Decided not to pursue any of the “typical” careers. I was getting top marks in English and History in high school, and all the other kids with that academic profile were going into law. I chose to just do an arts degree in linguistics, with an eye on academia. This turned out to be a very important decision, as I’m very happy with my academic career in computational linguistics. When I meet people, they’re amazed at how “lucky” I am to have found something so niche that fits me so well. Well, it isn’t luck at all: I decided what everyone else was doing was not for me, and had to suck it up when people called me a fool for leaving all that near-certain law money on the table.
Decided the “school” of linguistics I’d trained in all through my undergraduate was completely wrong, requiring me to abandon my existing professional network and relearn almost everything. It was kind of a scientific crisis of faith. But I think I’m happier now than I would’ve been if I hadn’t.
Decided to become vegetarian. This benefited me by reducing my cognitive dissonance between the empirical facts of the meat industry and my need to feel that I was making the world a better place, and wouldn’t do something I had believed caused great harm just because it was normal.

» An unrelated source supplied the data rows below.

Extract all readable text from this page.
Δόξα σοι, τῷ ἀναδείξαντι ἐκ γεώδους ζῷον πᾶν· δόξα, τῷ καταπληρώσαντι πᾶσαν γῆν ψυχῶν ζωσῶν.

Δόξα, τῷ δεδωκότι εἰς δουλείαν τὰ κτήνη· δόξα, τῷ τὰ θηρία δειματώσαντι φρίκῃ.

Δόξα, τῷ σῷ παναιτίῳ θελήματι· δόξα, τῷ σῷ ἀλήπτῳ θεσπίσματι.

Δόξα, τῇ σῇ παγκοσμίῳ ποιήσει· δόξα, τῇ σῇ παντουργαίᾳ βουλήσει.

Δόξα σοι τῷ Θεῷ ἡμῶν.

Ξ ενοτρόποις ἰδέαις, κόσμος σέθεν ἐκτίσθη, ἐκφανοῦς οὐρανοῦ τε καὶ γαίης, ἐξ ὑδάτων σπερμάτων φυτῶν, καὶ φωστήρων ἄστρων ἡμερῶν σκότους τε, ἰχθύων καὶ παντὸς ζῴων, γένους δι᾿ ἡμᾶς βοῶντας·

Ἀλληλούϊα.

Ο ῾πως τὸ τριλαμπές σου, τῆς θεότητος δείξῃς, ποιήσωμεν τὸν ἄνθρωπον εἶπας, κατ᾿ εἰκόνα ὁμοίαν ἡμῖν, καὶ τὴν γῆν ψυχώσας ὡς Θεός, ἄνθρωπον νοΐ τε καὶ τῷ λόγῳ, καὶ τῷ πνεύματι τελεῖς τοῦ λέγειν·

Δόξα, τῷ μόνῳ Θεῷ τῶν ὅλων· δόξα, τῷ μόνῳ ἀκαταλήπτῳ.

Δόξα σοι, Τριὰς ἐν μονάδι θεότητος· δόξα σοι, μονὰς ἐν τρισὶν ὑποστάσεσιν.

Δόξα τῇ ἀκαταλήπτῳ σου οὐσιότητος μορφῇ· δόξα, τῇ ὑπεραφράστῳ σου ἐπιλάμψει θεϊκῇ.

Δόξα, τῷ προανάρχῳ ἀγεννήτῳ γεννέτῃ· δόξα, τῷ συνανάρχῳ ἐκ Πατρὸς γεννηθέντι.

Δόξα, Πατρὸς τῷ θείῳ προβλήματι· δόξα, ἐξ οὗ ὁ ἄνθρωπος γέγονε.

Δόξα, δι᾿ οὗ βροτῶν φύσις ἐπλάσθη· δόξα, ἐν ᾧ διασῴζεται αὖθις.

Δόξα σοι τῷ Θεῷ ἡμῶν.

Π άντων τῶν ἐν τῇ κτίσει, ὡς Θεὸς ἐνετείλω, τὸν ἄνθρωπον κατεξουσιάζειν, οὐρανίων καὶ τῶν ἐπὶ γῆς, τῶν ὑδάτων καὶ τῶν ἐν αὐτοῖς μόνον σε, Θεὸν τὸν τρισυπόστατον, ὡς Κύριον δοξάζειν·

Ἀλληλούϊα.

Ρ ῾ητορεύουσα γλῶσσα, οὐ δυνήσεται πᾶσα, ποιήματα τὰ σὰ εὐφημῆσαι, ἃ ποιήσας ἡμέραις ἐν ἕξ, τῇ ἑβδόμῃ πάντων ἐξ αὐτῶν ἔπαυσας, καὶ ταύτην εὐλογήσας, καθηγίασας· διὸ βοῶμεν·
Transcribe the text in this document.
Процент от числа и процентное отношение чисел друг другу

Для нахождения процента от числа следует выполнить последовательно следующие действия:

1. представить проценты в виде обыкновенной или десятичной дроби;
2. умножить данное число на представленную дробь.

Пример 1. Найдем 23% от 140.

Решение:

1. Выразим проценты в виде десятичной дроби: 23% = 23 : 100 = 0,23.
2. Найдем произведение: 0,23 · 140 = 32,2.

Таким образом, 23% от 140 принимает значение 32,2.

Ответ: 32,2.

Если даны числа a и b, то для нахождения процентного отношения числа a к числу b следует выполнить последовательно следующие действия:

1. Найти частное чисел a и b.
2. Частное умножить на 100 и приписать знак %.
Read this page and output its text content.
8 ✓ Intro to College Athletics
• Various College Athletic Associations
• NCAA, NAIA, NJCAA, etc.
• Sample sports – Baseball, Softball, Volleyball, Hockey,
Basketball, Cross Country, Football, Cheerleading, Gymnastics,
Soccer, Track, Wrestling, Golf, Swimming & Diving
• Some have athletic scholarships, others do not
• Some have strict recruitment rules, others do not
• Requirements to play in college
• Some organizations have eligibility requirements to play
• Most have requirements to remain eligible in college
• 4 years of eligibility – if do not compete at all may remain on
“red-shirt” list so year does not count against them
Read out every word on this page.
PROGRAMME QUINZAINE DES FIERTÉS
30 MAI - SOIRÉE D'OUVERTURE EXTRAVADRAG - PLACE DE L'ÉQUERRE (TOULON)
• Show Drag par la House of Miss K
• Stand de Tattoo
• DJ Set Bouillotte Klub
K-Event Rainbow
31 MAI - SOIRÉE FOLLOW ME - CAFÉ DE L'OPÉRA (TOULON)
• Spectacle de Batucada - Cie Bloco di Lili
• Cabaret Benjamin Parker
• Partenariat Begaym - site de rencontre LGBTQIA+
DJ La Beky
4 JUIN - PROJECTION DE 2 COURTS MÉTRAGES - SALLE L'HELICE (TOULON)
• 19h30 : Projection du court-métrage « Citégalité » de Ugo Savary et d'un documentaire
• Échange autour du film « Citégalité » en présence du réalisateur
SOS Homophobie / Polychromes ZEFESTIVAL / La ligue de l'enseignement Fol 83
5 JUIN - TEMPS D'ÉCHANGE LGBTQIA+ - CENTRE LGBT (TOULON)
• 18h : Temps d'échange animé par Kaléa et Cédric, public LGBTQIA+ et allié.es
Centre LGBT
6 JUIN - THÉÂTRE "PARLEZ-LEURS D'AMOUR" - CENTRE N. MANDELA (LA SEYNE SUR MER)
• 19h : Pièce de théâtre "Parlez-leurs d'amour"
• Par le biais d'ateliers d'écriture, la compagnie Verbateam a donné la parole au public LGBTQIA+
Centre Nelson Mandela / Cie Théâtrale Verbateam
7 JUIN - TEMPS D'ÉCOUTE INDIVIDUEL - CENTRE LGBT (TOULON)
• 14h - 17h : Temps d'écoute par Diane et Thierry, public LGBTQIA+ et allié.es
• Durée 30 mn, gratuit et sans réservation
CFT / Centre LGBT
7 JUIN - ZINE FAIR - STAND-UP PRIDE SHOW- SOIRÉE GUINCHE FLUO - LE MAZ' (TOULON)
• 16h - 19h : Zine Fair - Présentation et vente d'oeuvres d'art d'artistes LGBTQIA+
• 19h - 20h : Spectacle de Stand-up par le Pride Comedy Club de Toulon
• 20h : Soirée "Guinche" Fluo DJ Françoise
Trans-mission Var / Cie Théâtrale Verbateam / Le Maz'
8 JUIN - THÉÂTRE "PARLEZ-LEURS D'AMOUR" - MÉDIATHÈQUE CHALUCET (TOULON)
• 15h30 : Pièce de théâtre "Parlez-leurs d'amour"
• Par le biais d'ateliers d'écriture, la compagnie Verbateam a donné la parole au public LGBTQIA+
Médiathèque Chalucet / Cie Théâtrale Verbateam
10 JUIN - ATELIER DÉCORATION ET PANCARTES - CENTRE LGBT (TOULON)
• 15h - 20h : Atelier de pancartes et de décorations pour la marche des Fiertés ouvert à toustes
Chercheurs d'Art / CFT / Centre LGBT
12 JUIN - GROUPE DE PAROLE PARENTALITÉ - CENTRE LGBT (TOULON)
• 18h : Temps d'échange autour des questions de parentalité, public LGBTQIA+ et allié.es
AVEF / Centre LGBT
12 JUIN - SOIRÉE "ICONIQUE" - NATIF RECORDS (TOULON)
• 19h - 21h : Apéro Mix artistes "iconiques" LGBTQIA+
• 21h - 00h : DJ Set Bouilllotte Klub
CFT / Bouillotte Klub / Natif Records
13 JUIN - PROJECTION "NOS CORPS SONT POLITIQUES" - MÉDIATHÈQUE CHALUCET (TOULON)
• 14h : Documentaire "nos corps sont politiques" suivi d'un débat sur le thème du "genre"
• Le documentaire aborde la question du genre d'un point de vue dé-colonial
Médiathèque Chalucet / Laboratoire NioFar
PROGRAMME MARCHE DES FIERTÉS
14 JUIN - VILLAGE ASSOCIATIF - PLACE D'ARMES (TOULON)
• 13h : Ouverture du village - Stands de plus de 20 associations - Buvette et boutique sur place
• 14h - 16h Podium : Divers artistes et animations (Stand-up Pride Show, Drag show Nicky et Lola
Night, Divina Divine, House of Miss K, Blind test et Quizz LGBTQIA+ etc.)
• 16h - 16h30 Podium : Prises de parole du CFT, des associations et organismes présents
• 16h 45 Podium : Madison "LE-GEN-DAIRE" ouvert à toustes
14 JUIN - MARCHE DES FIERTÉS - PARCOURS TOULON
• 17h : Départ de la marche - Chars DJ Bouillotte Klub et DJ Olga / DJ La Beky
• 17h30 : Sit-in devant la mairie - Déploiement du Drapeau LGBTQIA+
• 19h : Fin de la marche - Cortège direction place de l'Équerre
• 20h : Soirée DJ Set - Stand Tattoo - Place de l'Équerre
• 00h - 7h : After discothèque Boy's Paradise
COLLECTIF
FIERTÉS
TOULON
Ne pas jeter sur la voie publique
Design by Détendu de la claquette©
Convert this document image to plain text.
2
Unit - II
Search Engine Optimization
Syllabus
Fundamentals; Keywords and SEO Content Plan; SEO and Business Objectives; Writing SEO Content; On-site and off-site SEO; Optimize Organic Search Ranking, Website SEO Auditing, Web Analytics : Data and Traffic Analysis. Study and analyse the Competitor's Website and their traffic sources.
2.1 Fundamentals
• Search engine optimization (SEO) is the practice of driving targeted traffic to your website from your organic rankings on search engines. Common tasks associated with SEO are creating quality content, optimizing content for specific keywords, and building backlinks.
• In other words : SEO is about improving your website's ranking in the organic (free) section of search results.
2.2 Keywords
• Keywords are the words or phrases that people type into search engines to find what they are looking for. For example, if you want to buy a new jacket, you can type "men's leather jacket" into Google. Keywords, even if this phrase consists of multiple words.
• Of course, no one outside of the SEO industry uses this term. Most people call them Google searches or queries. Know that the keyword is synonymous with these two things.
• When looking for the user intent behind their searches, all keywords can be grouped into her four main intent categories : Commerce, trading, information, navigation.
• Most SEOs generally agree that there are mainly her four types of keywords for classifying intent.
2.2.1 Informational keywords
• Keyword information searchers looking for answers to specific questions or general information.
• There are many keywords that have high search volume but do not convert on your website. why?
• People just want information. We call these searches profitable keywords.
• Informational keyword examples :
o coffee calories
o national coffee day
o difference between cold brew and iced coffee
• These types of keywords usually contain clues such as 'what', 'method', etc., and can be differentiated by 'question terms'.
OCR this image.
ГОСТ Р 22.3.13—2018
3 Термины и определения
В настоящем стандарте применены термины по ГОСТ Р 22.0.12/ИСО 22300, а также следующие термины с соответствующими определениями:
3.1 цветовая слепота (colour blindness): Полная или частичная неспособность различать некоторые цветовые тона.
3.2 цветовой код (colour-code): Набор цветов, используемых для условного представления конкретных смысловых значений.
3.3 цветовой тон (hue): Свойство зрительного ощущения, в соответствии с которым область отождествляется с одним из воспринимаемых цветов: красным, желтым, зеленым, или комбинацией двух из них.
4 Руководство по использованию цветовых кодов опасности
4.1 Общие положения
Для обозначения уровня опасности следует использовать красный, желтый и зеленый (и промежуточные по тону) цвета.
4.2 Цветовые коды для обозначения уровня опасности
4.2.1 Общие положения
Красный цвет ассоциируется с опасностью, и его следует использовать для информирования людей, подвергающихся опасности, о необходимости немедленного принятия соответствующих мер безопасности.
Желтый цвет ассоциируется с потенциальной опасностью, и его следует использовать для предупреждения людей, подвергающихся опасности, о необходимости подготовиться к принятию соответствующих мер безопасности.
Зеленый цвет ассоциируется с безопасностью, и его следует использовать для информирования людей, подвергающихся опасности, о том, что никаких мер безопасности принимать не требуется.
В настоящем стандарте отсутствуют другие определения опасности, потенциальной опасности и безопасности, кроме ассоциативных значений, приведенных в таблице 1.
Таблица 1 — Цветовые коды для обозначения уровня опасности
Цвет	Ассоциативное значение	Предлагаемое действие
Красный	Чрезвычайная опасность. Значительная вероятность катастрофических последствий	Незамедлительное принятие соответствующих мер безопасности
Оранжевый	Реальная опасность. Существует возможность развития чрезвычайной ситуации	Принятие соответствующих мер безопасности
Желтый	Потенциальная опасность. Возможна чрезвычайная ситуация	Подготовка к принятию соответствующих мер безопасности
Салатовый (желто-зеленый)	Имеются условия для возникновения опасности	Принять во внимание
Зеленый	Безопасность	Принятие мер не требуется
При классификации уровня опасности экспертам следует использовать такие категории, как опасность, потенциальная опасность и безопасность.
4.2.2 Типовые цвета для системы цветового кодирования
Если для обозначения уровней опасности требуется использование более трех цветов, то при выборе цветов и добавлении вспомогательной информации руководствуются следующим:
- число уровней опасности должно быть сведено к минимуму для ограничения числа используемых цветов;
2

Now I have a network of vegetarian friends (not that I abandoned my old one, mind), so it doesn’t feel like lonely dissent. And I did only “convert” after meeting a rationalist vegetarian friend. But the non-conformity pain was still there when I did it. I had to deal with feeling like a weirdo, which is unpleasant.
Hired a domestic cleaner. Domestic help is fairly socially unacceptable in my champagne socialist slice of Australia. How bourgeois! Well, yes—we are totally bourgeois. Champagne socialists are very uncomfortable about this. This exchange of goods for services is very high utility for me, though.
So I disagree that “non-conformists” are worse off, for this definition of “non-conformist”. People willing to make socially brave choices stand to gain a lot; people who are completely craven in the face of any social opprobrium wind up trapped in circumstances that don’t suit them well.
Often I hear guys complain that an advance is deemed “creepy” if it’s unwelcome, but not if the same thing were said or done by an attractive man. I also see a lot of emphasis on “confidence”. Guys are often advised to “be more confident” in the way they approach or “escalate” with women.
The problem is, sexual advances are often gambles where the potential downsides are paid by the party approached, not by the one who does the approaching. When you think of it this way, complaining about unwanted advances is perfectly justified, and telling guys to “be more confident” is totally upside-down.
Take this example of a highly upvoted piece of advice on how a guy should try to kiss a girl for the first time: http://www.reddit.com/r/dating_advice/comments/1bymdq/never_datedbeen_in_a_relationship_i_m21_want_to/c9bu81j
The advice here is in general very “high risk”: if the girl didn’t want to be kissed and the guy grabbed her and moved in suddenly in that way, that would really suck for her. Often these types of risks are also high-reward: a welcome advance of this type is often hotter than a more timid one. Being pressed against a wall and kissed is awesome if it’s welcome, and horrifying if it’s not.
What’s truly valuable is a well-calibrated and highly accurate model of how your advances will be received. That lets you carry off these high risk, high reward advances. But time and again I see people advocating confidence—as though just predicting that every advance will succeed were the solution. Wishing does not make it so.
To avoid being creepy, the focus should be on keeping your model well-calibrated, and on being fairly risk averse. If you think your advance is unlikely to succeed, you either shouldn’t make it in the first place, or you should be careful to give the other person a graceful way to decline.
So, in the example of kissing that girl for the first time from before, I’d be suggesting he get verbal consent. He’s having trouble predicting whether she wants to be kissed from the non-verbal interaction, so he has to take the lower risk option, even though it comes with a lower reward.
This idea of a well-calibrated model is also behind my objection to a lot of PUA advice. It often sounds to me like the negative externality is “priced out”. Guys are advised that they have nothing to lose from approaching a lot of women. Well, that might be so, but the women do have something to lose, even if it’s only a mild discomfort, and it’s totally unethical to not care about that. The fact that the downsides are external should strongly encourage risk aversion.